April 1st (aka April Fool’s Day) marks 13 months since independent venues have been shut down across the country due to COVID-19, including comedy clubs and comedy theaters. While musicians adapted nimbly and found ways to thrive publicly with livestreams, comedy went underground. Backrooms, basements, rooftops, alleyways and even apartments and backyards became the new home for standup comedy in urban cities across North America. If you knew, you knew, and even that didn’t guarantee you entry.

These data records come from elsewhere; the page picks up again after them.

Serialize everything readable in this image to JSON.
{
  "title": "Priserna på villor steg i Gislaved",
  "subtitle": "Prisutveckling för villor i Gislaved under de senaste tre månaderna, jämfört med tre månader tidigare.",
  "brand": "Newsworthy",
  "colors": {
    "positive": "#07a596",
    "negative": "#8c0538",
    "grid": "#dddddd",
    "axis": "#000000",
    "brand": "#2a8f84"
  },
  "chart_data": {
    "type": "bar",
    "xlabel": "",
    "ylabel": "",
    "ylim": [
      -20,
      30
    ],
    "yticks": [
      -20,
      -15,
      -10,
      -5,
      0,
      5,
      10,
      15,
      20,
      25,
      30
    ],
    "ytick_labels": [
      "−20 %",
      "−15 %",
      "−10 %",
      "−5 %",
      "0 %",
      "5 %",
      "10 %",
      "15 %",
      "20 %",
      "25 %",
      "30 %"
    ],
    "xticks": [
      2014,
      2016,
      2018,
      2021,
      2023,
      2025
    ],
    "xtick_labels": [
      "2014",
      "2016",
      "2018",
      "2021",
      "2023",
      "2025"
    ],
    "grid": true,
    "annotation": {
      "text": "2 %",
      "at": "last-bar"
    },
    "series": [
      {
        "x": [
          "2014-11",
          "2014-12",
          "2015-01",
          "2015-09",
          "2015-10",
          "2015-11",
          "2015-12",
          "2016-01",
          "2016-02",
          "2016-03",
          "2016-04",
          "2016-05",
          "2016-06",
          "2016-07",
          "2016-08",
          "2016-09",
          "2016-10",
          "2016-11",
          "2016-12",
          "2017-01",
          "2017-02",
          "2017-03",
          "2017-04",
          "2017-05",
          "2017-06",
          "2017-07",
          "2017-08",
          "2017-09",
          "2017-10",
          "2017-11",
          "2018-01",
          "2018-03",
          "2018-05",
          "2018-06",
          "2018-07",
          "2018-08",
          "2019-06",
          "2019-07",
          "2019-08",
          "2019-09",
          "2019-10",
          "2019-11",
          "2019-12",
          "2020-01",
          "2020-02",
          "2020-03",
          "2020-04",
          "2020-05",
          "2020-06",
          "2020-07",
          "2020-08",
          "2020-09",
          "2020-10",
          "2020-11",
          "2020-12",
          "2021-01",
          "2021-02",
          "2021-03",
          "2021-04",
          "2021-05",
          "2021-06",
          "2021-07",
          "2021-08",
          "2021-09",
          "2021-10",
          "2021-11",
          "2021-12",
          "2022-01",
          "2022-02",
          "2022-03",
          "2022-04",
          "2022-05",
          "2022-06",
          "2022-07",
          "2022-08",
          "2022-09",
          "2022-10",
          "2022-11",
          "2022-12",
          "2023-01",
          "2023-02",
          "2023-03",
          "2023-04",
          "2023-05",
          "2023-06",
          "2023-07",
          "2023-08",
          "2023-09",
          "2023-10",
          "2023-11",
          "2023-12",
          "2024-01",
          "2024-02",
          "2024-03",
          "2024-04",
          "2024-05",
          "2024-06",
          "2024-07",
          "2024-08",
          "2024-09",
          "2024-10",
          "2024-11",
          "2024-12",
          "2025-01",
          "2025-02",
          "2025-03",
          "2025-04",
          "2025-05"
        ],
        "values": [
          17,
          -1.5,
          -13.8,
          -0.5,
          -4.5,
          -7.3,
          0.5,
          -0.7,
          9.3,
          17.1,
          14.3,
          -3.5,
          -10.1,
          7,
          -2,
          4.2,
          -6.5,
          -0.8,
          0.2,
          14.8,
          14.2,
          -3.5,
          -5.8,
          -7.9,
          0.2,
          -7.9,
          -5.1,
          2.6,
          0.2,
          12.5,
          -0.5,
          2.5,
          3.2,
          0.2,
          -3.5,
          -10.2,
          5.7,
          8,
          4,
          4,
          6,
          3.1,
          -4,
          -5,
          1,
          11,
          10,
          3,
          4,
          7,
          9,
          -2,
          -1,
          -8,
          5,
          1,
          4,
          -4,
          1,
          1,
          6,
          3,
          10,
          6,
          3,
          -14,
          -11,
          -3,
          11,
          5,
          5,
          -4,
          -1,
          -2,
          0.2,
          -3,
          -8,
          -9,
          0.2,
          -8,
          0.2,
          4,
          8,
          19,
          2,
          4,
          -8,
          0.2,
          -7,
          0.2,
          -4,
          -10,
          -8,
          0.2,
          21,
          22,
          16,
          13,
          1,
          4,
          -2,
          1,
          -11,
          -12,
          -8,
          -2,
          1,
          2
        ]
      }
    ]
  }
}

To document the past year, comedian/actor Derek Gaines (The King of Staten Island, The Last O.G.) wrote an ode to comedy at a time most cities had banned it or made it illegal to perform publicly. Gaines says the constant hiding and paranoia about performing is why he wanted to name the video he created #comedylives.
Gaines wrote the contents of the entire video while on the subway heading from his Brooklyn home to a secret show somewhere in the Union Square area. “You know how your mind sometimes just goes on a train,” Gaines remarks.
The video includes Gaines’s spoken word over images of the various places and faces. More than 150 comedians are featured including Dave Attell, Dulce Sloan, Sam Jay, Ari Shaffir among many more.
Gaines says he used the comedy community’s struggle to stay alive as inspiration. He enlisted the help of friend and director Pockets to bring it to life. “Pockets encouraged me to do this,” Gaines says of his friend. “We knew comedy would be back one day, but what happened in the last year shouldn’t be forgotten.”
That said, Gaines is ready for things to get into clubs.
“Humor is a form of hope,” Gaines says in the video. “We make do with whatever is left of it.” The standup comedy industry reopens this weekend in most parts of the country and Gaines hopes his #comedylives video will encourage people to go out and laugh and support whatever is left of standup comedy.